Son personnage est à la fois attachant, fascinant, drôle, touchant, insupportable, mégalomane, fou, dangereux, détestable et pathétique. L'intelligence de Carrère est de ne jamais chercher à nous imposer frontalement le personnage. Par l'usage de la première personne et la référence récurrente à sa propre vie, il nous place à ses côtés en observateurs attentifs mais conservant un certain recul sur le parcours de Limonov. A ce titre, c'est un vrai régal de lire les réflexions de l'auteur, toujours calme dans ses explications, complexe, à la recherche d'une vraie compréhension du comportement de son personnage sans jamais porter de jugement à l'emporte pièce. On se sent ainsi plus proche de lui que de Limonov, c'est à dire qu'on observe tout comme lui les aventures du poète russe en enviant son courage, sa détermination, sa fureur de vivre mais, dans le même temps, en se disant qu'une telle vie, pour héroïque qu'elle soit, réserve décidément bien trop de misère.

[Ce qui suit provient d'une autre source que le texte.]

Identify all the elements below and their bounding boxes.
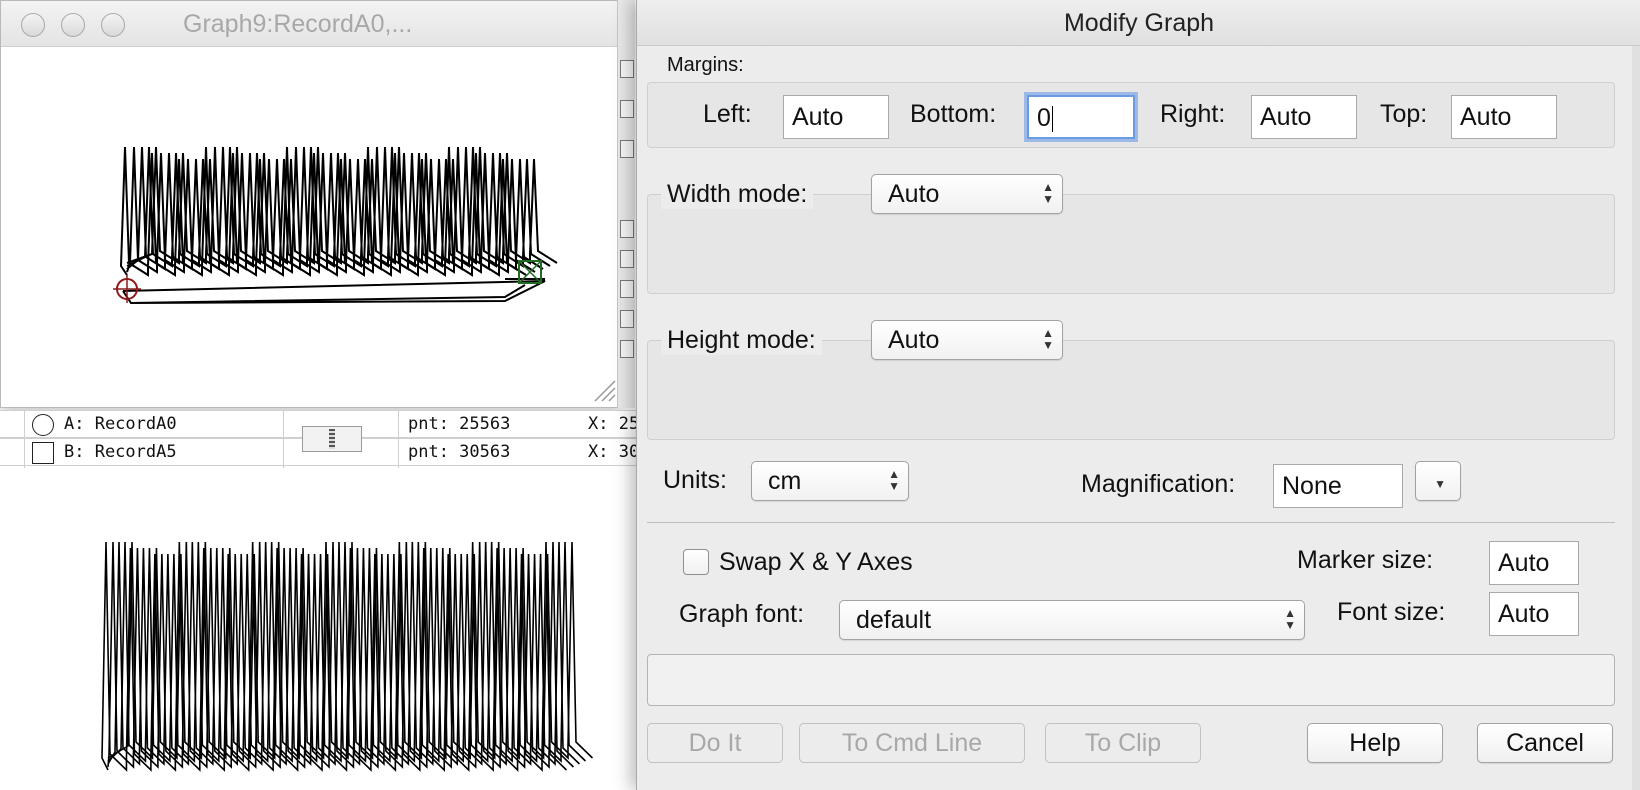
- width-mode-popup[interactable]: Auto ▲ ▼: [871, 174, 1063, 214]
- dialog-edge-scrollbar[interactable]: [1632, 46, 1640, 790]
- drawing-tools-strip[interactable]: [617, 0, 635, 408]
- height-mode-label: Height mode:: [661, 326, 822, 355]
- cursor-slider[interactable]: [302, 426, 362, 452]
- right-margin-field[interactable]: Auto: [1251, 95, 1357, 139]
- popup-arrows-icon: ▲ ▼: [1284, 606, 1296, 632]
- trace-baseline: [122, 280, 546, 305]
- height-mode-value: Auto: [888, 326, 940, 354]
- close-window-button[interactable]: [21, 13, 45, 37]
- width-mode-group: [647, 194, 1615, 294]
- top-margin-label: Top:: [1380, 100, 1428, 128]
- command-line-box[interactable]: [647, 654, 1615, 706]
- dialog-title: Modify Graph: [637, 0, 1640, 46]
- top-margin-field[interactable]: Auto: [1451, 95, 1557, 139]
- tool-icon[interactable]: [620, 250, 634, 268]
- margins-section-label: Margins:: [667, 54, 744, 76]
- marker-size-field[interactable]: Auto: [1489, 541, 1579, 585]
- cursor-a-x: X: 25: [588, 414, 640, 434]
- to-clip-button[interactable]: To Clip: [1045, 723, 1201, 763]
- graph-plot-area[interactable]: [5, 47, 617, 403]
- graph-window-title: Graph9:RecordA0,...: [183, 10, 413, 38]
- cancel-button[interactable]: Cancel: [1477, 723, 1613, 763]
- tool-icon[interactable]: [620, 340, 634, 358]
- tool-icon[interactable]: [620, 220, 634, 238]
- tool-icon[interactable]: [620, 100, 634, 118]
- lower-graph-plot-area[interactable]: [0, 470, 636, 790]
- graph-font-popup[interactable]: default ▲ ▼: [839, 600, 1305, 640]
- swap-axes-label[interactable]: Swap X & Y Axes: [719, 548, 913, 577]
- height-mode-popup[interactable]: Auto ▲ ▼: [871, 320, 1063, 360]
- graph-font-label: Graph font:: [679, 600, 805, 628]
- units-popup[interactable]: cm ▲ ▼: [751, 461, 909, 501]
- graph-traces: [119, 146, 558, 305]
- dialog-body: Margins: Left: Auto Bottom: 0 Right: Aut…: [637, 46, 1640, 790]
- tool-icon[interactable]: [620, 310, 634, 328]
- units-value: cm: [768, 467, 802, 495]
- do-it-button[interactable]: Do It: [647, 723, 783, 763]
- font-size-field[interactable]: Auto: [1489, 592, 1579, 636]
- graph-window: Graph9:RecordA0,...: [0, 0, 622, 408]
- minimize-window-button[interactable]: [61, 13, 85, 37]
- magnification-field[interactable]: None: [1273, 464, 1403, 508]
- popup-arrows-icon: ▲ ▼: [1042, 326, 1054, 352]
- cursor-b-point: pnt: 30563: [408, 442, 511, 462]
- square-cursor-icon: [32, 442, 54, 464]
- tool-icon[interactable]: [620, 280, 634, 298]
- zoom-window-button[interactable]: [101, 13, 125, 37]
- modify-graph-dialog: Modify Graph Margins: Left: Auto Bottom:…: [636, 0, 1640, 790]
- marker-size-label: Marker size:: [1297, 546, 1434, 574]
- cursor-a-label: A: RecordA0: [64, 414, 177, 434]
- left-margin-field[interactable]: Auto: [783, 95, 889, 139]
- slider-thumb[interactable]: [329, 429, 335, 449]
- divider: [24, 410, 25, 468]
- bottom-margin-value: 0: [1037, 104, 1051, 132]
- resize-grip-icon[interactable]: [591, 377, 617, 403]
- width-mode-label: Width mode:: [661, 180, 814, 209]
- tool-icon[interactable]: [620, 60, 634, 78]
- units-label: Units:: [663, 466, 727, 494]
- popup-arrows-icon: ▲ ▼: [888, 467, 900, 493]
- chevron-down-icon: ▼: [1434, 477, 1446, 491]
- bottom-margin-label: Bottom:: [910, 100, 997, 128]
- to-cmd-line-button[interactable]: To Cmd Line: [799, 723, 1025, 763]
- help-button[interactable]: Help: [1307, 723, 1443, 763]
- width-mode-value: Auto: [888, 180, 940, 208]
- circle-cursor-icon: [32, 414, 54, 436]
- popup-arrows-icon: ▲ ▼: [1042, 180, 1054, 206]
- cursor-b-x: X: 30: [588, 442, 640, 462]
- graph-traces: [101, 541, 594, 772]
- divider: [283, 410, 284, 468]
- graph-font-value: default: [856, 606, 932, 634]
- left-margin-label: Left:: [703, 100, 752, 128]
- magnification-label: Magnification:: [1081, 470, 1236, 498]
- cursor-info-strip: A: RecordA0 pnt: 25563 X: 25 B: RecordA5…: [0, 410, 640, 468]
- cursor-a-point: pnt: 25563: [408, 414, 511, 434]
- cursor-b-label: B: RecordA5: [64, 442, 177, 462]
- divider: [647, 522, 1615, 523]
- bottom-margin-field[interactable]: 0: [1027, 95, 1135, 139]
- swap-axes-checkbox[interactable]: [683, 549, 709, 575]
- height-mode-group: [647, 340, 1615, 440]
- graph-window-titlebar[interactable]: Graph9:RecordA0,...: [1, 1, 621, 47]
- font-size-label: Font size:: [1337, 598, 1446, 626]
- divider: [398, 410, 399, 468]
- magnification-menu-button[interactable]: ▼: [1415, 461, 1461, 501]
- cursor-a-marker: [113, 275, 141, 303]
- tool-icon[interactable]: [620, 140, 634, 158]
- right-margin-label: Right:: [1160, 100, 1226, 128]
- text-caret: [1051, 106, 1053, 133]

C'est aussi un roman indispensable pour tenter de comprendre ce qu'est la Russie post-URSS. Même pour quelqu'un d'aussi informé et connaisseur que Carrère, on sent qu'il est parfois un peu perplexe face à la situation du pays de ses ancêtres. C'est aussi plus largement un portrait du monde occidental des années 70/80 (à ce titre, le passage à L'idiot international est vraiment drôle).
Au final, on referme le livre sans trop savoir ce qu'il convient de penser de Limonov. On est attendri par ce type qui a osé exprimer et réaliser toute cette rage adolescente que beaucoup ont ressenti ou ressentent encore et par ce vieil homme à la tête d'un parti plus que minoritaire et presque hors la loi dont les seuls faits d'arme, au delà d'un discours hyper violent se limitent en réalité à bousculer légèrement ce pauvre Gorbatchev et à scander quelque slogans. Mais on est aussi parfois dégoutés par ce personnage jusqu'au boutiste, excessif, refusant les compromis mais pas les contradictions, toujours du côté de ceux qu'il estime opprimés et faisant preuve d'un relativisme faisant froid dans le dos.